The majority of the microscopes were positioned above the visitor and projected an image onto a waist level screen. You could select from 8 specimens, focus, change magnification and move the specimen around using a joystick control, essential when viewing live animals.
Other microscopes were designed to be viewed directly through a large eyepiece, mainly displaying solid specimens. A live Ants nest was one of the stunning displays.

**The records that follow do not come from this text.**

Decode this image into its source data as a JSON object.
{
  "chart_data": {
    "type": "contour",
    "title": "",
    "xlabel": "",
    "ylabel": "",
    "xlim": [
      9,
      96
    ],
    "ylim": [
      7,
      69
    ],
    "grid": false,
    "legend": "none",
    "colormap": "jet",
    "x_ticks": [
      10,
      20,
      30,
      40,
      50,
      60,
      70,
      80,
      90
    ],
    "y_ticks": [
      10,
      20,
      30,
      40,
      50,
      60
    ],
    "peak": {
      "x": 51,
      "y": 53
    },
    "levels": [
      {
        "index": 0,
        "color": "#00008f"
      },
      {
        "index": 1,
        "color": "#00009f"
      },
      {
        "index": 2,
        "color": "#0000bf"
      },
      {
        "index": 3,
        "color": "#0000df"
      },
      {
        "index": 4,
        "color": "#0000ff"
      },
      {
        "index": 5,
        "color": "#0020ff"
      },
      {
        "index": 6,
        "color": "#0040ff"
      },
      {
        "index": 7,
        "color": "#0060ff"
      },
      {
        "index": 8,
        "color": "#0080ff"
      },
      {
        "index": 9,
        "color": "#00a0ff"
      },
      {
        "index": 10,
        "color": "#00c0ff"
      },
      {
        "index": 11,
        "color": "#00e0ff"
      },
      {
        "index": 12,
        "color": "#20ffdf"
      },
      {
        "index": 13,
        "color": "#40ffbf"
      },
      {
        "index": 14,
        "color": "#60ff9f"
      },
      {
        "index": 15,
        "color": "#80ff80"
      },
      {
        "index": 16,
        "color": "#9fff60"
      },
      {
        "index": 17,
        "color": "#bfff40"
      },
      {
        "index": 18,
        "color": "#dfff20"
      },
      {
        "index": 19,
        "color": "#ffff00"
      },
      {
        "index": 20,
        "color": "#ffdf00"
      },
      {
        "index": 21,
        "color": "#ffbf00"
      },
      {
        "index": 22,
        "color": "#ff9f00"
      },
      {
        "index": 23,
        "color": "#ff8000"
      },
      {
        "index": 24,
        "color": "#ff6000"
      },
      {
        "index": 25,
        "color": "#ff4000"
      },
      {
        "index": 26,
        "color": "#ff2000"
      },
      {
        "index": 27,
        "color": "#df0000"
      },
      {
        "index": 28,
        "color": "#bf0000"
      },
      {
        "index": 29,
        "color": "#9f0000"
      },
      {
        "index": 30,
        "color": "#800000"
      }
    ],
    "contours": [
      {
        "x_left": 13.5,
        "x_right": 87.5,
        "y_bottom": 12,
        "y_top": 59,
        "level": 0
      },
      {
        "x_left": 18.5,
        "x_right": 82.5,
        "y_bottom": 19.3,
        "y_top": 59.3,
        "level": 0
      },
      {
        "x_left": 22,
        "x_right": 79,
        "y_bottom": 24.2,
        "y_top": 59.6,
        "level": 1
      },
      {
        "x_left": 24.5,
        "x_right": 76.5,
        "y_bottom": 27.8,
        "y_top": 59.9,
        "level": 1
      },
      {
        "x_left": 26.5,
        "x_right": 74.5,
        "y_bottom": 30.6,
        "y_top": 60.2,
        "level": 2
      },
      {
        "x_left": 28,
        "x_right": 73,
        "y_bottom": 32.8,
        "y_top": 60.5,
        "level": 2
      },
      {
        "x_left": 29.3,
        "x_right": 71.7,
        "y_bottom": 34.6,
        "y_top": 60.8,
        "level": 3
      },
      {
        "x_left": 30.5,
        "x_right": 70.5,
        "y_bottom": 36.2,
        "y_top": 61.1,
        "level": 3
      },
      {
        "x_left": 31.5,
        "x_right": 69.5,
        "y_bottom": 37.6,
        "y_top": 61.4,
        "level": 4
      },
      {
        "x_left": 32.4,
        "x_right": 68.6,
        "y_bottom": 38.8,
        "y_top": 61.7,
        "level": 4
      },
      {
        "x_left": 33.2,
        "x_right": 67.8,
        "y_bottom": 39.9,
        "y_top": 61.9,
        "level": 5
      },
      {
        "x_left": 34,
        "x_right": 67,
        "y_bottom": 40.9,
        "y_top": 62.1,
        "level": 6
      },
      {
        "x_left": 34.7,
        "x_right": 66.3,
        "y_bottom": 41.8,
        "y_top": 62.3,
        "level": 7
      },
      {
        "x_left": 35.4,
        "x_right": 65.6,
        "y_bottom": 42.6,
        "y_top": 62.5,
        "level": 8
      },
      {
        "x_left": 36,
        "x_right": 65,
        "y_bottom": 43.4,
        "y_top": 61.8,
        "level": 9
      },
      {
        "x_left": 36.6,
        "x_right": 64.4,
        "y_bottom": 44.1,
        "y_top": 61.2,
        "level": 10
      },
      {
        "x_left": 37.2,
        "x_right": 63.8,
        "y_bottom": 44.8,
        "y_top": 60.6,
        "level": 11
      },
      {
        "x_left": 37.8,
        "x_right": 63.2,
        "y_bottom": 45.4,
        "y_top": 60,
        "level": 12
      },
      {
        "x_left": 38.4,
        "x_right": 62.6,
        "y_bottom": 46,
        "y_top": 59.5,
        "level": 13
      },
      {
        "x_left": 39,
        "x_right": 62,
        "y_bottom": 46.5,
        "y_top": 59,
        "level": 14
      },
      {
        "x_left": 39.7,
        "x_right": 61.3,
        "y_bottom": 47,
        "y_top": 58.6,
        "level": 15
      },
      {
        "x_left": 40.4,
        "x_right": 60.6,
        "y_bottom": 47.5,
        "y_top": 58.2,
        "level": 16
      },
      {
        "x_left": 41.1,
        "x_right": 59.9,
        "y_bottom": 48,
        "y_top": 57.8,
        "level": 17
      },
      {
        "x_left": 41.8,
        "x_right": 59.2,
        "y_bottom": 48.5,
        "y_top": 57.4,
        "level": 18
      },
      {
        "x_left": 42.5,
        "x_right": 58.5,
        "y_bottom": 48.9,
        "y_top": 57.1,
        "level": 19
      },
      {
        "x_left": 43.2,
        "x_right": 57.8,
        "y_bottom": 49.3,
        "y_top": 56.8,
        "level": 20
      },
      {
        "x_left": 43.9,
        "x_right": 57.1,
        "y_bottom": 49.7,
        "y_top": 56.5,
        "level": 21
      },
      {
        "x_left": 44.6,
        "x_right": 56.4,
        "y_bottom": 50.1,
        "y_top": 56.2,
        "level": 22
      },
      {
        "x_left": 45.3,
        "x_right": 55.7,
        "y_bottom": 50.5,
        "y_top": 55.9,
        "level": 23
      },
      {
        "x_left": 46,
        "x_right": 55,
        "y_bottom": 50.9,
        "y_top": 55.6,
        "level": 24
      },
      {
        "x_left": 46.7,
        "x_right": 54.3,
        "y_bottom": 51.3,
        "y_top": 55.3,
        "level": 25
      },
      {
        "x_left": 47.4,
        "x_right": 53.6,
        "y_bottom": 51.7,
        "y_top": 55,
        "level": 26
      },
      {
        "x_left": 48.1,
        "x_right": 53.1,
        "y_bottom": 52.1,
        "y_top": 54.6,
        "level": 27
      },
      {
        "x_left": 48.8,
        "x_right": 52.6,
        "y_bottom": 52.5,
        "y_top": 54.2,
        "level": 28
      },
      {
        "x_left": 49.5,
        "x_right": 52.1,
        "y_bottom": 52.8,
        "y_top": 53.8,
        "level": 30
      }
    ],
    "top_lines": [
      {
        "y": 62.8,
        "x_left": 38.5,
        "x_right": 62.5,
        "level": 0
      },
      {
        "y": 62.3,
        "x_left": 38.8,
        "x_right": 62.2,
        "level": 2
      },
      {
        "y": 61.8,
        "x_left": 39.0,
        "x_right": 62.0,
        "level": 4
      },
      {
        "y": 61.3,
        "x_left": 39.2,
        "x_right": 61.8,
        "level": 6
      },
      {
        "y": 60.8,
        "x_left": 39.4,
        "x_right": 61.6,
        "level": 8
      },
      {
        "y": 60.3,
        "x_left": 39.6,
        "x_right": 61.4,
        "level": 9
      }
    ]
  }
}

The specimens were also vitally important and a lot of effort was put into obtaining, selecting and preparing some 300+ specimens, all of which had accompanying information.
Several Microscopists from various fields of expertise supplied materials too, many being members of microscopical societies such as the Quekett and the Royal Microscopical Society.
In 1981 the doors opened to the world's first Micrarium - an exhibition display devoted entirely to the natural world under the microscope.
The Buxton Micrarium immediately obtained an enthusiastic following. It became a regular attraction for school parties, was featured on television several times and in 1985 was judged Museum of the Year.
Sadly, Dr Carter died suddenly in 1987 and whilst part of his family carried on running the exhibition, in 1995 closure became inevitable when the lease on the premises expired and no suitable home could be found.
In the 14 years it was open in excess of 250,000 people visited Buxton Micrarium.
The Royal Microscopical Society considered the Micrarium too important an attraction to be allowed to disappear and provided funds for its careful dismantling. Plans were made to re-house the Micrarium elsewhere, but despite considerable efforts by several dedicated enthusiasts, the Micrarium remains in storage.
Prior to the Micrarium's closure a separate company, Micrarium Enterprises, was formed to satisfy the growing demand for remote controlled interactive microscopes and other magnifying devices.
So even though the Micrarium has long since gone, at least in part, through Micrarium Enterprises, many more people carry on enjoying looking at the microscopical world which is what Stephen Carter set out to do all those years ago.